November 1, 2023

12:00 pm - 1:00 pm, Eastern Time

State Civil Rights Work

Yale Law School, Room 128, New Haven, CT

This event will be a panel on innovative civil rights work in state Attorney General offices. We’ll hear from practitioners on the ways state civil rights protections have extended beyond the protections provided by federal law, and how states are increasingly active players in the enforcement space separate and apart from the federal government. It’ll also be a great opportunity to learn about unique opportunities to get involved in civil rights work now and after graduation.

 

We're also hosting a lunch with a few of our panelists after the event so students can learn more about state civil rights work and build relationships with our panelists.

 

Our panelists:

 

Sundeep Iyer is the Director of the New Jersey Division on Civil Rights. Prior to joining the Office of the Attorney General, Sundeep Iyer was a senior associate at Hogan Lovells US LLP where he served as a special attorney for the State of Minnesota in the prosecution of the four former police officers charged in connection with the death of George Floyd, and represented federal death-row inmates in a challenge to the Trump Administration’s federal lethal injection protocol, among other matters. He received his A.B. from Harvard College and J.D. from Yale Law School.

 

Matthew Menendez is an Assistant Attorney General in the New York Attorney General's Law Enforcement Misconduct Investigative Office. Matthew previously served as counsel for the Brennan Center’s Justice Program, where his work focused on judicial administration and reforming the criminal justice process.
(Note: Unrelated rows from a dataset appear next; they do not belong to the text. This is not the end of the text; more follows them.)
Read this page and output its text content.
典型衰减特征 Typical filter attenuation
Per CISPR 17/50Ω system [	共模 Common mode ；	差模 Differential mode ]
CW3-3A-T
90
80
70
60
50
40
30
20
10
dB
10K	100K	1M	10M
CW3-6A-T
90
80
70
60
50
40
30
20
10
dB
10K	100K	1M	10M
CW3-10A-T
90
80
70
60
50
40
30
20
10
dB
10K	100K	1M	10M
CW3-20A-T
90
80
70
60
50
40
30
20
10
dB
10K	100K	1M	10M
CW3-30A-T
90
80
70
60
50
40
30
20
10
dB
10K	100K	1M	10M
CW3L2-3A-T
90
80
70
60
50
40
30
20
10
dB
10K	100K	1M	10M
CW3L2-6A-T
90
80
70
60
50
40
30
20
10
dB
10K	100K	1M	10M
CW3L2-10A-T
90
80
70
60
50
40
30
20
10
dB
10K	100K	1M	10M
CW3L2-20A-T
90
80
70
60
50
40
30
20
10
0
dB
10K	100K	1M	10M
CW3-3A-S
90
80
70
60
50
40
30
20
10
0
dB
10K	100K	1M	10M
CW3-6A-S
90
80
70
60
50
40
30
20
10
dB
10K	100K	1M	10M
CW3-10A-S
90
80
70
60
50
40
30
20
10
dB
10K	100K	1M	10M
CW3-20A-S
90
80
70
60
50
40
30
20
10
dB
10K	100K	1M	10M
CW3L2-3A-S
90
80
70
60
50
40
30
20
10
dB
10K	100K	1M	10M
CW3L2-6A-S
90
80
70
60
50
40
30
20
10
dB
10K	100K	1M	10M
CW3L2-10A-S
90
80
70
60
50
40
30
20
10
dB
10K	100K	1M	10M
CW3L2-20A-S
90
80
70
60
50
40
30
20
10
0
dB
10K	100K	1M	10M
He graduated from Swarthmore College and the NYU School of Law.

 

Yasmin Dagne is an Assistant Attorney General in the New York Attorney General's Civil Rights Bureau. After graduating from the Law School, she was the Leonard H. Sandler Fellow at Human Rights Watch where she investigated the impacts of land loss and village resettlement for a large hydroelectric dam in Guinea. She holds a law degree from Columbia University School of Law and a bachelor's degree from Princeton University.